Especially when small organisations are involved and no central authority is in place, it is virtual impossible for all stakeholders to oversee the consequences and truly understand all implications of a multi-party agreement. TNO offers a model where each stakeholder can participate in the transaction negotiations based solely on their own concerns, requirements and commitments. The negotiations take place in the form of a ‘group chat’ (a round table in itself) where each party and stakeholder can take a seat and put their needs and concerns (risks) on the table. They can also address or relieve needs and concerns of other parties. This process is facilitated by tooling, aiding the participants in defining their concerns and the meaning of the variables involved.
This approach can help collaborations in the identity world work out successful framework or scheme agreements. There’s also another identity aspect to this model and tooling: asserting that the appropriate and qualified representatives are entering the various seats at the round table negotiations also needs some form of authentication and thus identification.
|Artificial Intelligence for Trust |
Table Chair: Huma Shah
The conversation at this table touched on:
- The use of artificial intelligence in authentication
- Connecting users and consumers with companies. A lot of questions were raised about the (in)effectiveness of AI in the context of user/consumer trust.
- Artificial intelligence can be guiding, augmenting human control. But a human decision maker is needed. Can AI (‘the computer’) overrule the outcome?
- There’s a false trade-off between security and privacy.
- Shared information in context.
- Artificial intelligence is not a bonus for trust.
It’s difficult to summarise his exploring discussion, but one of the general conclusions was that a human should always be in control over, or at least able to intervene with intelligent systems.
|BioPin code |
Table Chair: Dr. J.J. Nietfeld
- An e-ID based on a personal, provable biological PIN code?
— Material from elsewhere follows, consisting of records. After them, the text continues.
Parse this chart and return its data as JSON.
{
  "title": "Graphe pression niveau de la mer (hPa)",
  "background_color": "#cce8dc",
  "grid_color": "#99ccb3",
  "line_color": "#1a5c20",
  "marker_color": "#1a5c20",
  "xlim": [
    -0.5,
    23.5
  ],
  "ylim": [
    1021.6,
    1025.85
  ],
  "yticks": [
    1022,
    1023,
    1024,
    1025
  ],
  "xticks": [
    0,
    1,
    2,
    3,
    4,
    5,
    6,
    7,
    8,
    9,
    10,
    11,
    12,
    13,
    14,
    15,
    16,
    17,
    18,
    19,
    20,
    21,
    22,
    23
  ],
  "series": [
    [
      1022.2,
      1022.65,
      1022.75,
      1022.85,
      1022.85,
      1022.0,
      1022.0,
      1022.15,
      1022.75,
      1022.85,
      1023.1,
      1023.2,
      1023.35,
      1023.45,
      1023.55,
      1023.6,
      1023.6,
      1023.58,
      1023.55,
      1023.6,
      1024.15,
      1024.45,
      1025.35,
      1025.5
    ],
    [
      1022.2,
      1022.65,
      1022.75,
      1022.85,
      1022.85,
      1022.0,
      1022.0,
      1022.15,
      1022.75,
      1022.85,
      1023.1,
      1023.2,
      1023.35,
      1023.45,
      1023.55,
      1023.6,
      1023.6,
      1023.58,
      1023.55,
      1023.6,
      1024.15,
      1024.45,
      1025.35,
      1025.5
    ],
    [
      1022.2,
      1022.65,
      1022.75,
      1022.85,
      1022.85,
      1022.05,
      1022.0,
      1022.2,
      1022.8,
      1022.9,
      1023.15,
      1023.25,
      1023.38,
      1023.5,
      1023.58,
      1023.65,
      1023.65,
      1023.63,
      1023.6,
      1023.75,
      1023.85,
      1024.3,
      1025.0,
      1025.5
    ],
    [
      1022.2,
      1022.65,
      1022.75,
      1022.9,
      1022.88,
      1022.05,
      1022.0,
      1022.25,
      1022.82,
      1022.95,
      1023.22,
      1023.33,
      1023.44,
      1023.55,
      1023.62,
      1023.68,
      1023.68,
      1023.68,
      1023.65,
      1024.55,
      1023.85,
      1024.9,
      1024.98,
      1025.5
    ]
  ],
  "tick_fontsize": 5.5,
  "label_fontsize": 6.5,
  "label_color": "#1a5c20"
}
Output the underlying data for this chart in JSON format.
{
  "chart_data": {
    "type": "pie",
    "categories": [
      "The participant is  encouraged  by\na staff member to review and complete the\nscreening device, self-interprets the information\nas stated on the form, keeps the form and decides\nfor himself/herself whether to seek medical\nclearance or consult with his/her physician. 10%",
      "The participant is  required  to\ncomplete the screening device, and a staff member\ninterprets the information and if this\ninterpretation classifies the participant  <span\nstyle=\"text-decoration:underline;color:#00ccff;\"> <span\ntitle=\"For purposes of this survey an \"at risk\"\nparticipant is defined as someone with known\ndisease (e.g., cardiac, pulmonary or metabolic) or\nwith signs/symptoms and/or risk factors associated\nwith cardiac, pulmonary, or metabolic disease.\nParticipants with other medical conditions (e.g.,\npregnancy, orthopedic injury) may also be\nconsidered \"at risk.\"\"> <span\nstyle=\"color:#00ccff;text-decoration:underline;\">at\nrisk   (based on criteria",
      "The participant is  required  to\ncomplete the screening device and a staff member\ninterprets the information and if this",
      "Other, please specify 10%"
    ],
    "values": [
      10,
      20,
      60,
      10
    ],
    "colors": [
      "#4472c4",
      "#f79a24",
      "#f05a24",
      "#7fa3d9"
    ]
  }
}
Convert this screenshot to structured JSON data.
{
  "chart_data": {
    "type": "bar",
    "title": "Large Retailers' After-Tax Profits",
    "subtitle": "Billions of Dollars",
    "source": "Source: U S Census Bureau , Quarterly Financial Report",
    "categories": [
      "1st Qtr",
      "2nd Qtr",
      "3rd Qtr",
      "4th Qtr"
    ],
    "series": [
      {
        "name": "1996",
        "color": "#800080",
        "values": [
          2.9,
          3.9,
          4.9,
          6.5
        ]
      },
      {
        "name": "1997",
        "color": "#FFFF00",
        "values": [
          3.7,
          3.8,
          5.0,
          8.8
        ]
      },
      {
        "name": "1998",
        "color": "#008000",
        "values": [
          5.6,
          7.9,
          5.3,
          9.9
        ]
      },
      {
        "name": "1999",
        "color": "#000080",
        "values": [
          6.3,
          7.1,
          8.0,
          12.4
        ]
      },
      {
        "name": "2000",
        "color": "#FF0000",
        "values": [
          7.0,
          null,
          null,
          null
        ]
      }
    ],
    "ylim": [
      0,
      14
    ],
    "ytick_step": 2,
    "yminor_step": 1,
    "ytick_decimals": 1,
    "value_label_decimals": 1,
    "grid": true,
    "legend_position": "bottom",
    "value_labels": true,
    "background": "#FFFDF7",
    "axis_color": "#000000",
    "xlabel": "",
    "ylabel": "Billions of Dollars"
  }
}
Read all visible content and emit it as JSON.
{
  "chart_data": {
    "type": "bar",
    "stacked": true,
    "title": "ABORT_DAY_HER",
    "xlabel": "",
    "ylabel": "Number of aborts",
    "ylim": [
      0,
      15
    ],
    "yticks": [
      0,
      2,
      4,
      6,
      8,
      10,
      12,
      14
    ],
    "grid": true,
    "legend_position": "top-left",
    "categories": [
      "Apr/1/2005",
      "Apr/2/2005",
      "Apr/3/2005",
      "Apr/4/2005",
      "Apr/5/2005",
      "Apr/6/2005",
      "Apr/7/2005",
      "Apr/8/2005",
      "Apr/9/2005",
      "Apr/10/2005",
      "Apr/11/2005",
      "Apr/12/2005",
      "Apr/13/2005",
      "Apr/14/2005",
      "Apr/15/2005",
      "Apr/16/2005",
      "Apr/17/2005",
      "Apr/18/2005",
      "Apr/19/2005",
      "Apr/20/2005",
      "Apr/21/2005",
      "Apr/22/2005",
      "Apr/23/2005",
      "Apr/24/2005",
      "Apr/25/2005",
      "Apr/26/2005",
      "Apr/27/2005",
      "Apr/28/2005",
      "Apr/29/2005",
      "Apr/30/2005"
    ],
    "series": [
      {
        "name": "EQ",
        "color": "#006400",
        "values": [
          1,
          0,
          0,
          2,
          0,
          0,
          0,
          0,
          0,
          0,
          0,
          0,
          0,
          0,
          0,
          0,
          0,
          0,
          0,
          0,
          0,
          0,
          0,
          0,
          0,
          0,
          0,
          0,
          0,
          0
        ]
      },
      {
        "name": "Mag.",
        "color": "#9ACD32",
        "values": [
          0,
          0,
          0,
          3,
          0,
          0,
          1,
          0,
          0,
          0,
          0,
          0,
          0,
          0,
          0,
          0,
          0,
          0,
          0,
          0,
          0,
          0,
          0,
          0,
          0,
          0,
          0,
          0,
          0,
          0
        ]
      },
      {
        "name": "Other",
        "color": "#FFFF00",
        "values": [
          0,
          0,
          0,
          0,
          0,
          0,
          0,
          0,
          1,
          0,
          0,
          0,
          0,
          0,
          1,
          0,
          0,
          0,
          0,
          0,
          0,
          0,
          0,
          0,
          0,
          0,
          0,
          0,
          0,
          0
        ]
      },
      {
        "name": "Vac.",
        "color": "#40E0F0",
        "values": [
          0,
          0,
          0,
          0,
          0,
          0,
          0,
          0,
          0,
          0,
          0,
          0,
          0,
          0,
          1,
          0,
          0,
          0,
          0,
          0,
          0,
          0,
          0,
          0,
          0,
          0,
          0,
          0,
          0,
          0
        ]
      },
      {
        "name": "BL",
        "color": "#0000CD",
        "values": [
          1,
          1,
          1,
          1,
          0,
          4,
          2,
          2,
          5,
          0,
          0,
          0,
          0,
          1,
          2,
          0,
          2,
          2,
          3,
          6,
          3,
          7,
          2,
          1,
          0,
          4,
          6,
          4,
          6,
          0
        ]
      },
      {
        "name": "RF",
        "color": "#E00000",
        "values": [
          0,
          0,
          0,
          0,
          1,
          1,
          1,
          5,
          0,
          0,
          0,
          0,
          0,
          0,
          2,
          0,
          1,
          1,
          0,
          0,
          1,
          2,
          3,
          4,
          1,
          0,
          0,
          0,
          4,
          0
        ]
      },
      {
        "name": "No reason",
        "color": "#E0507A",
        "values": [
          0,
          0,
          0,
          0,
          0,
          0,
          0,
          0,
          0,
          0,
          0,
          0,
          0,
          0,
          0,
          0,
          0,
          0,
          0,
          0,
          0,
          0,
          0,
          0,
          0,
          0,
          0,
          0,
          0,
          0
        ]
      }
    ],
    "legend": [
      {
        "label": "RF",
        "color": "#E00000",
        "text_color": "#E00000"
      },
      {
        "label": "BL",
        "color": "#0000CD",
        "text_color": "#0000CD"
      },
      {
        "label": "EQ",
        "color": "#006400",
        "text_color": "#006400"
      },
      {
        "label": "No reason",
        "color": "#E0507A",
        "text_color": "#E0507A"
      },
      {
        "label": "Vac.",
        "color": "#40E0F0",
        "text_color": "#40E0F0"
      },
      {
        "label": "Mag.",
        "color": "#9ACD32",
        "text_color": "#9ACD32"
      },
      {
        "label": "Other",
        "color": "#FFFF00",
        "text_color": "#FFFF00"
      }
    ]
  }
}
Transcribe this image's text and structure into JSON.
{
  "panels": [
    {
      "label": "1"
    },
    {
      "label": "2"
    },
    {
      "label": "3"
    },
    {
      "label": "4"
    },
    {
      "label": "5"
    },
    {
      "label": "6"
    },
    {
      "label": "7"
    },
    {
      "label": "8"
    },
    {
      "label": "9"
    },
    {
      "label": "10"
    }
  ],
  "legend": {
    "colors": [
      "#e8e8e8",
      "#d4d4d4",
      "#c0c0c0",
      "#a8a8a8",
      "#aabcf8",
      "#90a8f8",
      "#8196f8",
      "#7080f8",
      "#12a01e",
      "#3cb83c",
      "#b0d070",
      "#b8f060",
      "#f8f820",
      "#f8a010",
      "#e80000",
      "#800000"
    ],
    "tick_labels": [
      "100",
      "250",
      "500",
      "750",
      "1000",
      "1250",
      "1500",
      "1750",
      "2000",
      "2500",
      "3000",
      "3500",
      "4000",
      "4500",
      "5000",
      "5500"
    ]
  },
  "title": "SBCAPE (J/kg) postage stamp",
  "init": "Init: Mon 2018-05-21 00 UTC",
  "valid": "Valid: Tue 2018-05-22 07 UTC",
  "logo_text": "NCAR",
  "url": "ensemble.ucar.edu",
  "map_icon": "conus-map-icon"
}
- Or an e-ID based on an impersonal, unprovable number code?
Dr. Nietfeld used the Round Table session to have a more thorough discussion of the usability of his work on Bio-PIN (as presented in the session ‘Privacy in a Digital World: Guiding the Future’) in other sectors than the biomedical field for which it is designed.
A Bio-PIN is a cryptographic code based on a person’s Distinguishing Biological Characteristics. For each person, different Bio-PINs can be created that are always unique. From a Bio-PIN it is not possible to retrace the underlying characteristics or person.
The discussion touched upon:
- A random number (identifier) versus biological attributes
- Not using a single number/identifier for multiple purposes
- Multiple codes possible based on distinguishing biological characteristics
- Transformation in Bio-PIN: bio material -> DBC -> BioPIN (128 -> 10.000) permutation
- An eID could consist of BSN + BioPIN (QR)
- Practical applications through an ID by phone & IDcard
- Transparency or obscurity? (replay attack)
- Voice recognition – Role-based access?
BioPIN offers multiple codes for multiple purposes.
In practice, it could be a big step forward: private key based on biometrics.